Ending your life on your terms. Photograph via Futurity.org.
Making a plan for one’s death is an altogether harder thing. At the end of it… only sorrow and goodbyes.
Would you ever be brave enough to write a plan for your death? Perhaps you should be.
When Pat Jankus, Victorian mum of two, wrote this document she had been diagnosed with terminal cancer.
“My name and address is… I’m of sound mind and understand the importance of this document and request that my stated choices are respected by my doctors and family, now and in the future.
In addition, I request that and all of the above people (listed) pay heed to my beliefs and values in life.
If I reach a point where it is reasonably certain that I will not recover my ability to interact meaningfully with myself, my family and environment – and, as my medical condition is terminal cancer – in the event of having a cardiac or respiratory arrest:
I do not wish to have cardiopulmonary resuscitation initiated; nor do I wish to have artificial means of life support initiated, including intubation, artificial nutrition and hydration.

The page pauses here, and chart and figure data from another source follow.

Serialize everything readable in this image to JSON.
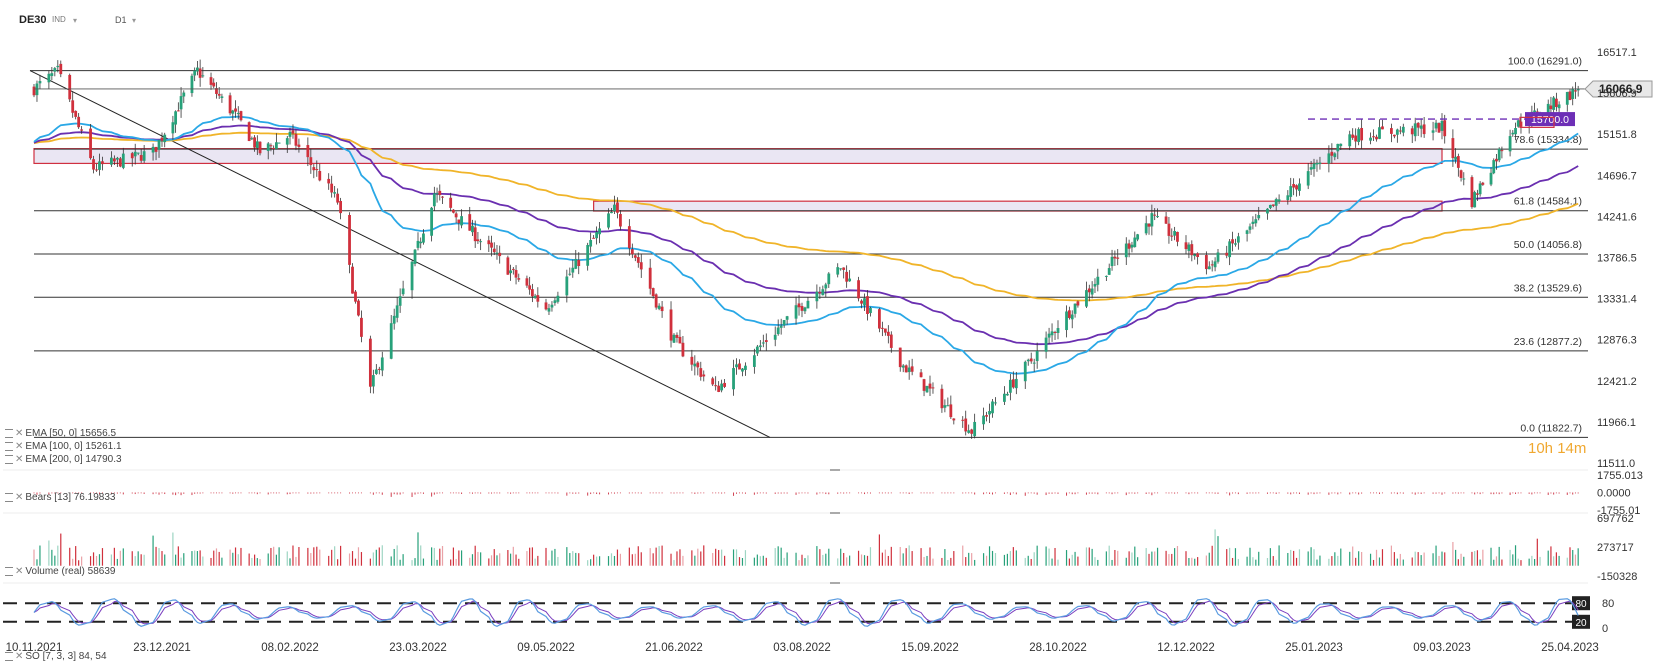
{
  "header": {
    "symbol": "DE30",
    "instrument_type": "IND",
    "interval": "D1"
  },
  "indicators": {
    "ema50": "EMA [50, 0] 15656.5",
    "ema100": "EMA [100, 0] 15261.1",
    "ema200": "EMA [200, 0] 14790.3",
    "bears": "Bears [13] 76.19833",
    "volume": "Volume (real) 58639",
    "stochastic": "SO [7, 3, 3] 84, 54"
  },
  "timer": "10h 14m",
  "colors": {
    "up": "#27a17a",
    "down": "#d0303c",
    "ema50": "#2aa8e6",
    "ema100": "#6a2fb0",
    "ema200": "#f0b429",
    "zone": "#d9d2e9",
    "zone_border": "#d03040",
    "price_tag": "#6d2fb6",
    "stoch_k": "#5a9be0",
    "stoch_d": "#7b3fbf"
  },
  "chart_data": [
    {
      "type": "candlestick",
      "title": "DE30 D1",
      "x_tick_labels": [
        "10.11.2021",
        "23.12.2021",
        "08.02.2022",
        "23.03.2022",
        "09.05.2022",
        "21.06.2022",
        "03.08.2022",
        "15.09.2022",
        "28.10.2022",
        "12.12.2022",
        "25.01.2023",
        "09.03.2023",
        "25.04.2023"
      ],
      "y_tick_labels": [
        "16517.1",
        "15606.9",
        "15151.8",
        "14696.7",
        "14241.6",
        "13786.5",
        "13331.4",
        "12876.3",
        "12421.2",
        "11966.1",
        "11511.0"
      ],
      "ylim": [
        11511.0,
        16517.1
      ],
      "current_price": {
        "label": "16066.9",
        "value": 16066.9
      },
      "price_level_tag": {
        "label": "15700.0",
        "value": 15700.0
      },
      "fibonacci_levels": [
        {
          "label": "100.0 (16291.0)",
          "value": 16291.0
        },
        {
          "label": "78.6 (15334.8)",
          "value": 15334.8
        },
        {
          "label": "61.8 (14584.1)",
          "value": 14584.1
        },
        {
          "label": "50.0 (14056.8)",
          "value": 14056.8
        },
        {
          "label": "38.2 (13529.6)",
          "value": 13529.6
        },
        {
          "label": "23.6 (12877.2)",
          "value": 12877.2
        },
        {
          "label": "0.0 (11822.7)",
          "value": 11822.7
        }
      ],
      "zones": [
        {
          "from_date": "10.11.2021",
          "to_date": "09.03.2023",
          "low": 15160,
          "high": 15340
        },
        {
          "from_date": "25.05.2022",
          "to_date": "09.03.2023",
          "low": 14580,
          "high": 14700
        }
      ],
      "key_prices": [
        {
          "date": "10.11.2021",
          "value": 16070
        },
        {
          "date": "18.11.2021",
          "value": 16280
        },
        {
          "date": "30.11.2021",
          "value": 15100
        },
        {
          "date": "20.12.2021",
          "value": 15300
        },
        {
          "date": "05.01.2022",
          "value": 16290
        },
        {
          "date": "20.01.2022",
          "value": 15700
        },
        {
          "date": "28.01.2022",
          "value": 15300
        },
        {
          "date": "08.02.2022",
          "value": 15500
        },
        {
          "date": "24.02.2022",
          "value": 14700
        },
        {
          "date": "07.03.2022",
          "value": 12400
        },
        {
          "date": "29.03.2022",
          "value": 14800
        },
        {
          "date": "09.05.2022",
          "value": 13400
        },
        {
          "date": "01.06.2022",
          "value": 14600
        },
        {
          "date": "21.06.2022",
          "value": 13000
        },
        {
          "date": "05.07.2022",
          "value": 12400
        },
        {
          "date": "16.08.2022",
          "value": 13900
        },
        {
          "date": "06.09.2022",
          "value": 12700
        },
        {
          "date": "29.09.2022",
          "value": 11900
        },
        {
          "date": "20.10.2022",
          "value": 12800
        },
        {
          "date": "28.10.2022",
          "value": 13200
        },
        {
          "date": "30.11.2022",
          "value": 14500
        },
        {
          "date": "20.12.2022",
          "value": 13900
        },
        {
          "date": "25.01.2023",
          "value": 15100
        },
        {
          "date": "06.02.2023",
          "value": 15500
        },
        {
          "date": "09.03.2023",
          "value": 15600
        },
        {
          "date": "20.03.2023",
          "value": 14700
        },
        {
          "date": "04.04.2023",
          "value": 15600
        },
        {
          "date": "25.04.2023",
          "value": 16000
        },
        {
          "date": "28.04.2023",
          "value": 16066.9
        }
      ],
      "ema_series": [
        {
          "name": "EMA [50, 0]",
          "last": 15656.5
        },
        {
          "name": "EMA [100, 0]",
          "last": 15261.1
        },
        {
          "name": "EMA [200, 0]",
          "last": 14790.3
        }
      ]
    },
    {
      "type": "bar",
      "title": "Bears [13] 76.19833",
      "y_tick_labels": [
        "1755.013",
        "0.0000",
        "-1755.01"
      ],
      "ylim": [
        -1755.01,
        1755.013
      ]
    },
    {
      "type": "bar",
      "title": "Volume (real) 58639",
      "y_tick_labels": [
        "697762",
        "273717",
        "-150328"
      ],
      "ylim": [
        -150328,
        697762
      ]
    },
    {
      "type": "line",
      "title": "SO [7, 3, 3] 84, 54",
      "y_tick_labels": [
        "80",
        "0"
      ],
      "levels": [
        {
          "label": "80",
          "value": 80
        },
        {
          "label": "20",
          "value": 20
        }
      ],
      "ylim": [
        0,
        100
      ]
    }
  ]
}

Antibiotics should be only administered to me to reduce pain and discomfort. Not to prolong life.
Pain care management is my priority.
I trust the relevant medical staff to keep me as pain free, clean and comfortable to the end of life as they are able within the context of my wishes as stated above.”
Now, eight years on and in remission, Pat wouldn’t change a thing.
Although it was very hard to share her wishes for her death with her family, it was a conversation she was determined to have.
“My husband cried,” she remembers. “My eldest son, in his early 40s, said: ‘What a great idea, Mum. This is terrific!’ My youngest son burst into tears. So if they had to make a decision about life support machines etc. I think they would have had a lot of difficulty.”
Professor Bill Silvester is the director of the Respecting Patient Choices program at Austin Hospital in Victoria.
The ethics of when to stop life-prolonging medical treatment and move to palliative care has become his life’s work.
He recalls the day he became convinced that every family should have this talk – no matter how confronting.
“In was in 2001 and I was working in the ICU and we had an fellow who had end stage cancer and he was admitted to the IC unit overnight with pneumonia and he ended up on a ventilator. He was dying and we could see that.
“His wife and daughter came to me with tears in their eyes saying, ‘Why are you doing this to Dad? We could have told you he wouldn’t wanted it if someone had asked’, and it struck me that it was too late to be asking people by that time.
“What we really needed to get better at, as nurses and doctors, was to ask patients, while they were still competent, while they could still think through these things, what they’d want if they were reaching the end of the line.”
And so he pursued the idea of an “Advanced Care Plan”.
It’s an option now available in hospitals and nursing homes throughout Victoria, South Australia and is being taken up in NSW.
Prof. Silvester says that he has surveyed hundreds of people in nursing homes, their friends and families.
“I asked: would you rather go quickly versus having a long, prolonged illness and suffer through that? I am still waiting for someone to put their hand up for the second option,” says Prof. Silvester.